There is one thing worth mentioning about this program. People didn’t sign up for it. They were selected. It was involuntary. It was mandatory, depending on what useful body parts someone had and how much someone on the outside was willing to pay for them.
The program was simple. If someone from A or B class needed an organ or limb or bone transplant, they could buy someone out of a labor commune for a high price. The person would give up the body part, then live in relative freedom starting in D class on the outside in a special institution set up specifically for the Medical Buy Outs.
The Medical Buy Outs were for the most part disabled after the deal was completed, mildly to severely depending on the body part taken from them. So they needed some help living and coping with their missing part. That help did not come from the State, though.
The institutions, little more than D class housing with low paid oversight staff, were paid for in half by the person receiving the body parts and half by the medical institution performing the operation. In reality, insurance companies paid it all. The State paid nothing.
Gwen was a perfect match for the right blood type, eye color and good eye sight. So on one otherwise normal Thursday morning, she went from a sense of community and every need met in the labor commune to the hospital where they’d performed the procedure to remove her eyes just that morning. Now she was forever blind and would live in near poverty conditions on the outside.
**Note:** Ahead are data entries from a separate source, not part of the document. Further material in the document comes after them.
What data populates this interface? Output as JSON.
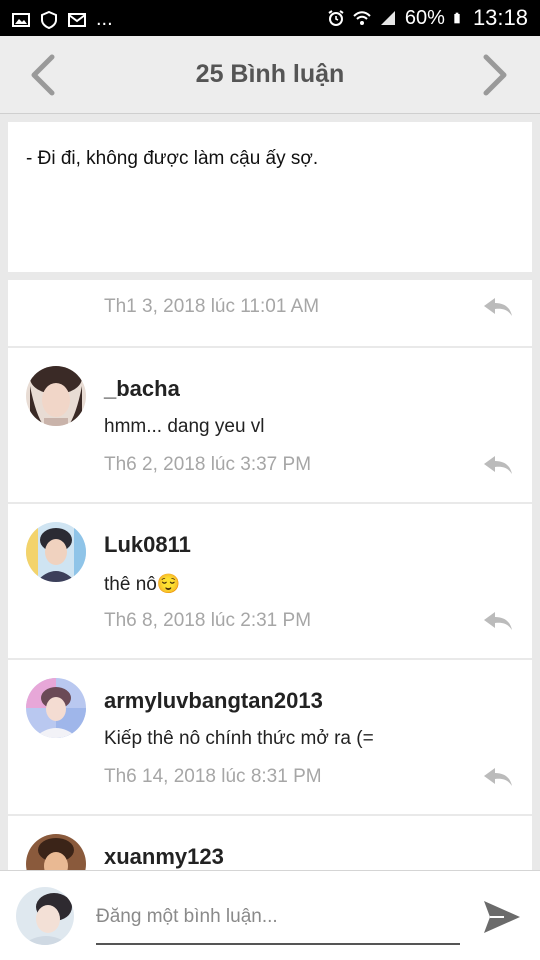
{
  "status_bar": {
    "battery": "60%",
    "time": "13:18",
    "more": "..."
  },
  "header": {
    "title": "25 Bình luận",
    "prev_icon": "chevron-left-icon",
    "next_icon": "chevron-right-icon"
  },
  "quote": {
    "text": "- Đi đi, không được làm cậu ấy sợ."
  },
  "partial_comment": {
    "timestamp": "Th1 3, 2018 lúc 11:01 AM"
  },
  "comments": [
    {
      "username": "_bacha",
      "text": "hmm... dang yeu vl",
      "timestamp": "Th6 2, 2018 lúc 3:37 PM"
    },
    {
      "username": "Luk0811",
      "text": "thê nô😌",
      "timestamp": "Th6 8, 2018 lúc 2:31 PM"
    },
    {
      "username": "armyluvbangtan2013",
      "text": "Kiếp thê nô chính thức mở ra (=",
      "timestamp": "Th6 14, 2018 lúc 8:31 PM"
    },
    {
      "username": "xuanmy123",
      "text": "",
      "timestamp": ""
    }
  ],
  "composer": {
    "placeholder": "Đăng một bình luận..."
  },
  "colors": {
    "header_bg": "#ededed",
    "page_bg": "#e9e9e9",
    "timestamp": "#a6a6a6",
    "title": "#555555"
  }
}
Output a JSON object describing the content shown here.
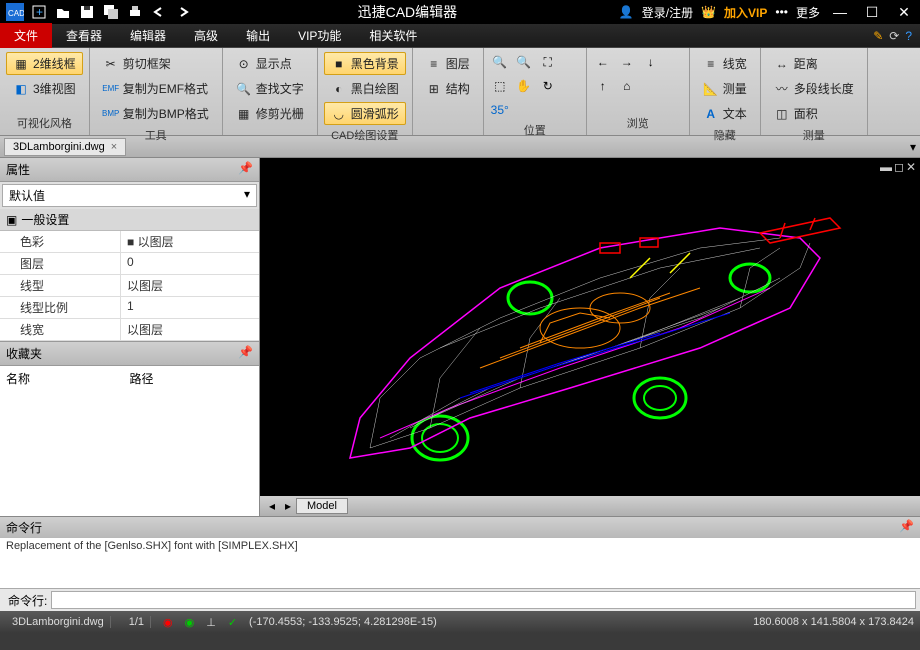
{
  "titlebar": {
    "app_title": "迅捷CAD编辑器",
    "login": "登录/注册",
    "vip": "加入VIP",
    "more": "更多"
  },
  "menu": {
    "tabs": [
      "文件",
      "查看器",
      "编辑器",
      "高级",
      "输出",
      "VIP功能",
      "相关软件"
    ],
    "active": 0
  },
  "ribbon": {
    "g1": {
      "label": "可视化风格",
      "items": [
        "2维线框",
        "3维视图"
      ]
    },
    "g2": {
      "label": "工具",
      "items": [
        "剪切框架",
        "复制为EMF格式",
        "复制为BMP格式"
      ]
    },
    "g3": {
      "items": [
        "显示点",
        "查找文字",
        "修剪光栅"
      ]
    },
    "g4": {
      "label": "CAD绘图设置",
      "items": [
        "黑色背景",
        "黑白绘图",
        "圆滑弧形"
      ]
    },
    "g5": {
      "items": [
        "图层",
        "结构"
      ]
    },
    "g6": {
      "label": "位置"
    },
    "g7": {
      "label": "浏览"
    },
    "g8": {
      "label": "隐藏",
      "items": [
        "线宽",
        "测量",
        "文本"
      ]
    },
    "g9": {
      "label": "测量",
      "items": [
        "距离",
        "多段线长度",
        "面积"
      ]
    }
  },
  "doc_tab": "3DLamborgini.dwg",
  "props": {
    "header": "属性",
    "default": "默认值",
    "section": "一般设置",
    "rows": [
      {
        "k": "色彩",
        "v": "■ 以图层"
      },
      {
        "k": "图层",
        "v": "0"
      },
      {
        "k": "线型",
        "v": "以图层"
      },
      {
        "k": "线型比例",
        "v": "1"
      },
      {
        "k": "线宽",
        "v": "以图层"
      }
    ]
  },
  "fav": {
    "header": "收藏夹",
    "col1": "名称",
    "col2": "路径"
  },
  "model_tab": "Model",
  "cmd": {
    "header": "命令行",
    "text": "Replacement of the [Genlso.SHX] font with [SIMPLEX.SHX]",
    "prompt": "命令行:"
  },
  "status": {
    "file": "3DLamborgini.dwg",
    "page": "1/1",
    "coords": "(-170.4553; -133.9525; 4.281298E-15)",
    "dims": "180.6008 x 141.5804 x 173.8424"
  }
}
Most of her bills would be paid for life, though. And any money she could make from working on the outside would be tax free. There was opportunity to move up from the bottom. It would be more difficult for her, though, having lost her eyes.
Gwen had a long way to go. She would have to learn to live without eyes, enjoy without seeing. But at least she’d never set foot in a labor commune again. That was impossible. They generally didn’t take the disabled, and found ways to get rid of anyone who became disabled.
She must have pissed off someone from the State, good. An eye donation was one of the most severe Medical Buy Out options. Maybe she wouldn’t put out. It was common for State inspectors, regulators, and administrators of the labor communes to help themselves to whatever woman they wanted.
After hearing Gwen’s story, Amber burned with anger towards the State’s inhumanity and injustices in the labor communes. Amber told Darren later that day, “If we ever do anything to help the State, we should be shot.”